During a meeting in Sochi on September 14, 2020, the Russian President, Vladimir Putin, pledged a USD 1.5 billion loan to the President of Belarus, Aleksander Lukashenko; however, the parties finally agreed on USD 1 billion. In the wake of the political crisis in Belarus which followed the August 9 presidential elections, Lukashenko’s government faced economic challenges as well. The Russian loan is a “lifeline” for Lukashenko. The loan will help Belarus and its state owned companies to pay off debts and ensure financial stability.
Why the Event is Important: Amid the political crisis in Belarus, the Russian loan will help Lukashenko maintain his power for the short period. However, the terms of the loan make Lukashenko a hostage to the Kremlin’s political demands.

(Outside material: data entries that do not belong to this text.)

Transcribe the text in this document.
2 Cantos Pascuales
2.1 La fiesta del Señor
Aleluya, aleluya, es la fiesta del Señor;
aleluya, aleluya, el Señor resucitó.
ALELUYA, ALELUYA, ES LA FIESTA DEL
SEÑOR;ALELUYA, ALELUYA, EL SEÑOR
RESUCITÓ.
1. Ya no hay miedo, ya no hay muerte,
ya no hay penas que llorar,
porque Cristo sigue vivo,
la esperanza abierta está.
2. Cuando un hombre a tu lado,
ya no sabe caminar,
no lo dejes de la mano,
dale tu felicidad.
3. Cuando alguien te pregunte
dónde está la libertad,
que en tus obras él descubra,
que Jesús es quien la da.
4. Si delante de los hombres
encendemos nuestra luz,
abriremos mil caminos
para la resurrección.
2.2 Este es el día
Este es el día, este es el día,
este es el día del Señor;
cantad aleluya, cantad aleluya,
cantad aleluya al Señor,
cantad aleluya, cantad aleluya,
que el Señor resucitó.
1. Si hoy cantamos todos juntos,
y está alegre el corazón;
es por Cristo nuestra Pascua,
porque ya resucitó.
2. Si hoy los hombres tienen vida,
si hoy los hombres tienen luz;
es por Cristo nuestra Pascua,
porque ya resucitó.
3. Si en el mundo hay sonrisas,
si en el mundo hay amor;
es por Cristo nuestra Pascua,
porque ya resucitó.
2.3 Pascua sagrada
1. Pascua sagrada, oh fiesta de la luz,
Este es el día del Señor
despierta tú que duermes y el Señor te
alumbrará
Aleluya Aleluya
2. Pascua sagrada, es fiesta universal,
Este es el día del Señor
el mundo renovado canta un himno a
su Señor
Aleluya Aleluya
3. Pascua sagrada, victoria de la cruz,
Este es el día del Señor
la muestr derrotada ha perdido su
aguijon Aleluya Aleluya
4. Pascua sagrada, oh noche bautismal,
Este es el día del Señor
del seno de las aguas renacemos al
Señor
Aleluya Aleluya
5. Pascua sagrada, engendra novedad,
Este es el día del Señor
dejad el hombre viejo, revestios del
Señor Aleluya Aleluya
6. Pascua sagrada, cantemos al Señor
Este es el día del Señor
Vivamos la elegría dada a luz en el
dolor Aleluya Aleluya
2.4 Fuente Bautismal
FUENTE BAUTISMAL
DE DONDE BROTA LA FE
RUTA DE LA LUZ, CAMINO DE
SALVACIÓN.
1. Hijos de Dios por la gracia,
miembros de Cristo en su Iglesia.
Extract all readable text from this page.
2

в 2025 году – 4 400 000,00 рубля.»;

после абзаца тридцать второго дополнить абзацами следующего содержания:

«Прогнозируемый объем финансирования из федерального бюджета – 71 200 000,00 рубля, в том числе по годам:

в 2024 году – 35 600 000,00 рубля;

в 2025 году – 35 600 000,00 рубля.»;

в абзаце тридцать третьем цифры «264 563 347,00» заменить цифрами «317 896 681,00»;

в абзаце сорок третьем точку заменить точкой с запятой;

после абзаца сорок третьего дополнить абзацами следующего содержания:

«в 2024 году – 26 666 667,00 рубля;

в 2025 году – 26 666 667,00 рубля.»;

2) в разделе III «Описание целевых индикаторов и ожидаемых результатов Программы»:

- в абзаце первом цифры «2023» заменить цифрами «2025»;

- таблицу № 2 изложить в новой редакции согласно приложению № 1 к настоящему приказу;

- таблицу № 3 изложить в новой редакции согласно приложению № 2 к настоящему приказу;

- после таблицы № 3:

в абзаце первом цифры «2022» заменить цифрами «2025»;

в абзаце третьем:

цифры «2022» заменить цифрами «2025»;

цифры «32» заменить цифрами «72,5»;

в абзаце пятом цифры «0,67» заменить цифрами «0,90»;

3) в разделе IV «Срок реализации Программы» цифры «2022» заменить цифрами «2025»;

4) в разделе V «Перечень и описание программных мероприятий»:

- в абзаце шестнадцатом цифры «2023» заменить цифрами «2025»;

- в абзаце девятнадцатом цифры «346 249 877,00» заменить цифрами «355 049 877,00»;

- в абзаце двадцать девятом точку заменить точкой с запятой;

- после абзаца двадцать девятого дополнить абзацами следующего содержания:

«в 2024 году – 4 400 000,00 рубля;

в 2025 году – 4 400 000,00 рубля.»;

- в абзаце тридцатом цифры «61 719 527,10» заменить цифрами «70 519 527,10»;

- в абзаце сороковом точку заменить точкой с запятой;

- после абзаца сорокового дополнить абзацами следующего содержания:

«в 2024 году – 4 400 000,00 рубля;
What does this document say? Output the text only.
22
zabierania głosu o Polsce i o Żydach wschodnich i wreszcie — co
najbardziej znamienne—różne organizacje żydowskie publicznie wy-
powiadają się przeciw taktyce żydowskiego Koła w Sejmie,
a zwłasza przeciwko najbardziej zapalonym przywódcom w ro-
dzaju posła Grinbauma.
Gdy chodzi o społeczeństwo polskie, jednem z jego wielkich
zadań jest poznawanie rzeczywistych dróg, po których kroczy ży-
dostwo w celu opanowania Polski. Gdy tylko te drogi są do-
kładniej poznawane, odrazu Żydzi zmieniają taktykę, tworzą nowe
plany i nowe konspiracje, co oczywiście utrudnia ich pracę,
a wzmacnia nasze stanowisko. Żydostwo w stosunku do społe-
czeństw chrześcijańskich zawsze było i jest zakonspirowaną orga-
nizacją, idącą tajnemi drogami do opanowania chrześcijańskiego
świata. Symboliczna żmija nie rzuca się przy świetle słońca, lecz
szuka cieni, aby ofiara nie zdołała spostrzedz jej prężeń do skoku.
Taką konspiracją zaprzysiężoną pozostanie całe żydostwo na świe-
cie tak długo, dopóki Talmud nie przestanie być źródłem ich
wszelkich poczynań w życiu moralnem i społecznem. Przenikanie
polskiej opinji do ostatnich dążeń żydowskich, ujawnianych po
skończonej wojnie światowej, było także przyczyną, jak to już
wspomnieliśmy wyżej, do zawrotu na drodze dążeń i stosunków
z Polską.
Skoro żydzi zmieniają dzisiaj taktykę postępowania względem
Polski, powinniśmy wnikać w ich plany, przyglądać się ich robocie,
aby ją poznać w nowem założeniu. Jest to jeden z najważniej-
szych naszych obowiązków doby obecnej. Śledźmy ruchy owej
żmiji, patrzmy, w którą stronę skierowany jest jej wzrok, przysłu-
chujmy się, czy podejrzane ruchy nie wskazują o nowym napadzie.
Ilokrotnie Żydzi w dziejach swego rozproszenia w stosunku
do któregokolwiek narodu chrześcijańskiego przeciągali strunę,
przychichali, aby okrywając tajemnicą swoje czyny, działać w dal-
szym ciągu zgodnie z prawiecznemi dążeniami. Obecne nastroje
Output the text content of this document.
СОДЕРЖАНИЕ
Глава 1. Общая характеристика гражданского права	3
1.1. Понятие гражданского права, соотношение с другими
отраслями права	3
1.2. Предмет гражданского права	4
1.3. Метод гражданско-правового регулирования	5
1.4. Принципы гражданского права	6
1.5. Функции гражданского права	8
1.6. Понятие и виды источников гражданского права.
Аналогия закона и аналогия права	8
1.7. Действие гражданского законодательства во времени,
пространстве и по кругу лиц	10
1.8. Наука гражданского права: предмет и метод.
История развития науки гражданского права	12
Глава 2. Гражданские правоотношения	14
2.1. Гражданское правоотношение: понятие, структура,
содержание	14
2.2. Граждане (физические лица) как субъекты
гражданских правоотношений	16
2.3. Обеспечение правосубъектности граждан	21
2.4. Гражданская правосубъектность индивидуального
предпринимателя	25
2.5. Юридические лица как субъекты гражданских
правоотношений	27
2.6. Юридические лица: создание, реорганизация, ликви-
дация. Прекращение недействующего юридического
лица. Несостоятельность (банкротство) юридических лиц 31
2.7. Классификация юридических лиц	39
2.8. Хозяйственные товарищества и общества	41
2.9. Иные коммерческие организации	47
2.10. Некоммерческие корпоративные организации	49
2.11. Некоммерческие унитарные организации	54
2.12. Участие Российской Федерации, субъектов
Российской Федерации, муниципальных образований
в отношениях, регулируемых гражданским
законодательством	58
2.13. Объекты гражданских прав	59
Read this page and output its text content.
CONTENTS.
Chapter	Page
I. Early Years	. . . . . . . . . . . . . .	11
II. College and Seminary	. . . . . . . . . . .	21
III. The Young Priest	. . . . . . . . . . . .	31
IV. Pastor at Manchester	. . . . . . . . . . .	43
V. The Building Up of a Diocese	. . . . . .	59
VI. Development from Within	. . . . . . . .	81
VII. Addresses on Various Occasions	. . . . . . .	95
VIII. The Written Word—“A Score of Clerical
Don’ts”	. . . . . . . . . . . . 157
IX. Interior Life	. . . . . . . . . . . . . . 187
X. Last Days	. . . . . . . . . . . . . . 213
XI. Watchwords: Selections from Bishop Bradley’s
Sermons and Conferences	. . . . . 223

De Facto Leader of Abkhazia Holds Working Meetings in Moscow
Main Event: On December 11-19, 2020, the de facto President of Abkhazia, Aslan Bzhania, paid a working visit to Russia.
Event in Details: This was Bzhania’s seventh official visit to Russia in 2020. Unlike his previous visits, about which little information was available, this visit was particularly busy. During the visit, Bzhania met with several representatives of the Russian government. The main purpose of the meetings was to discuss issues related to the implementation of the November 12 agreement reached in Sochi between Bzhania and the Russian President, Valdimir Putin.
November 12 agreement
On November 12, 2020, Bzhania met with Putin in Sochi. The main result of the meeting was the adoption of a new integration program. The parties approved the program for the formation of a common social and economic space between Russia and Abkhazia on the basis of the harmonization of Abkhazian and Russian legislations. The program aims at creating favorable conditions for the full participation of Abkhazia in the integration processes initiated or supported by Russia. Within the framework of the program, 45 events are planned for a two-to-three year period. During this time, legislation should be harmonized in a number of fields: economics, finance (budget and tax policy, foreign economic and banking activities, investment protection, customs law), energy and the social sphere (medicine, education, social protection).
During the visit, Bzhania met with ministers of the Russian government and heads of various federal agencies, including Dmitry Kozak, the Deputy Head of the Presidential Administration, responsible for the direction of Abkhazia and the Tskhinvali region; Sergey Kiriyenko, the First Deputy Chief of Staff; Rashid Nurgaliyev, the Deputy Secretary of the Security Council, overseeing the direction of Abkhazia and the Tskhinvali region, and the heads of the Tax and Federal Customs Service as well as the ministers of Health, Transport, Agriculture and Finance.
Aslan Bzhania meeting with Dmitry Kozak. Source: Web-page of the de facto President of Abkhazia
Why the Event is Important: High-level meetings following the November 12 agreement indicate that Russia is interested in accelerating the integration of Abkhazia into Russia’s socio-economic space and overcoming the Abkhaz opposition in a number of issues (including the acquisition of real estate and energy infrastructure) through the use of economic or political leverage.